I feel like I have been fighting in a reckoning … facing myself and all that is or was in me from the past. I faced all fears and doing this Facebook stuff was one of them. Idk why and idk when that hit me. I’ve never cared what others thought. Never! But when it comes it hits hard! I’m telling y’all the enemy tried to shut this down w all he has. Death, brain injury, disease, heartbreak, curses, lies, loss, jail… jail! He threw everything he has at me but then there was JESUS!! Take a look at what you’ve overcome already… don’t stay there and don’t turn back but reflect on it. Look what He has pulled us through! I have so many testimonies of what He has done in, for and to me. Some of my own story is so unbelievably crazy that if it hadn’t of happened to me I wouldn’t believe some of it. I believe that’s why it happened bc we don’t believe Him! You go after Him and you will see Him in your life. He will bring it all back to your remembrance- ALL!

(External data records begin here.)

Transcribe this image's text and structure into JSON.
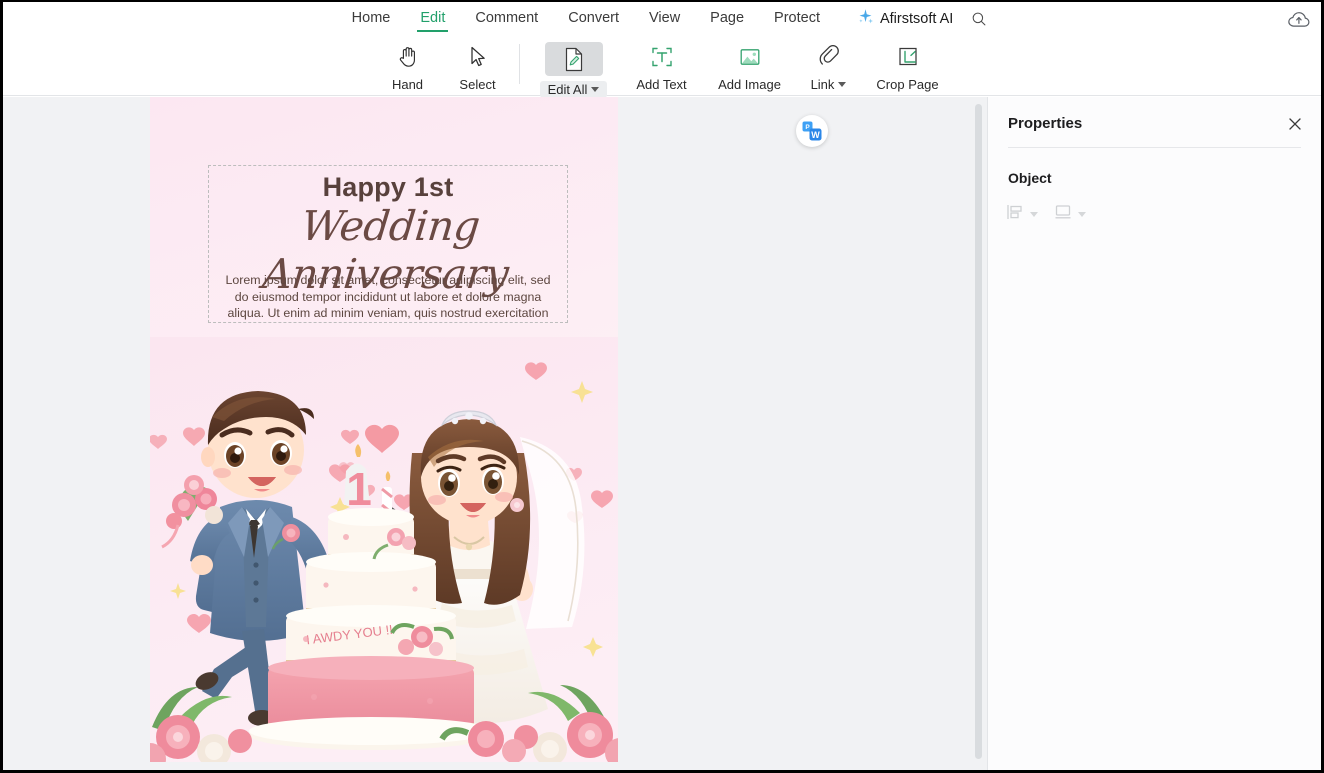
{
  "menu": {
    "tabs": [
      {
        "label": "Home",
        "active": false
      },
      {
        "label": "Edit",
        "active": true
      },
      {
        "label": "Comment",
        "active": false
      },
      {
        "label": "Convert",
        "active": false
      },
      {
        "label": "View",
        "active": false
      },
      {
        "label": "Page",
        "active": false
      },
      {
        "label": "Protect",
        "active": false
      }
    ],
    "ai_label": "Afirstsoft AI",
    "search_icon": "search-icon",
    "sparkle_icon": "sparkle-icon",
    "cloud_icon": "cloud-upload-icon"
  },
  "toolbar": {
    "items": [
      {
        "label": "Hand",
        "icon": "hand-icon",
        "selected": false,
        "dropdown": false
      },
      {
        "label": "Select",
        "icon": "cursor-arrow-icon",
        "selected": false,
        "dropdown": false
      },
      {
        "label": "Edit All",
        "icon": "edit-document-icon",
        "selected": true,
        "dropdown": true
      },
      {
        "label": "Add Text",
        "icon": "add-text-icon",
        "selected": false,
        "dropdown": false
      },
      {
        "label": "Add Image",
        "icon": "add-image-icon",
        "selected": false,
        "dropdown": false
      },
      {
        "label": "Link",
        "icon": "link-icon",
        "selected": false,
        "dropdown": true
      },
      {
        "label": "Crop Page",
        "icon": "crop-page-icon",
        "selected": false,
        "dropdown": false
      }
    ]
  },
  "document": {
    "title_line1": "Happy 1st",
    "title_line2": "Wedding Anniversary",
    "body": "Lorem ipsum dolor sit amet, consectetur adipiscing elit, sed do eiusmod tempor incididunt ut labore et dolore magna aliqua. Ut enim ad minim veniam, quis nostrud exercitation",
    "cake_text": "I AWDY YOU !!",
    "cake_number": "1",
    "convert_button_icon": "pdf-to-word-icon"
  },
  "properties": {
    "title": "Properties",
    "close_icon": "close-icon",
    "section_label": "Object",
    "tools": [
      {
        "icon": "align-objects-icon",
        "label": ""
      },
      {
        "icon": "arrange-objects-icon",
        "label": ""
      }
    ]
  },
  "colors": {
    "accent_green": "#22a06b",
    "canvas_bg": "#f1f2f4",
    "page_bg": "#fce7f2",
    "text_dark": "#1d1d1f",
    "title_brown": "#58413c"
  }
}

His love isn’t based on what you do or don’t do. It isn’t superficial but it is unconditional! This is a deep love. This is a love that overcomes the tests of times. It is a love that endures. It is a love that withstands every storm. It is a love that never fails! All the love you’ll ever need is on the inside of you! And His grace is given in the measures it is needed! How many rotten things have you done in your life? Grace is enough to give Him praise for!! And, you’re walking around w all that grace and favor on you! Run! Run as fast as grace allows! Do exactly what He says when He says it!

As soon as you get your heart to fall head over heels in love w Jesus it’s smooth sailing from there. I promise! Once you love Him you can love everyone!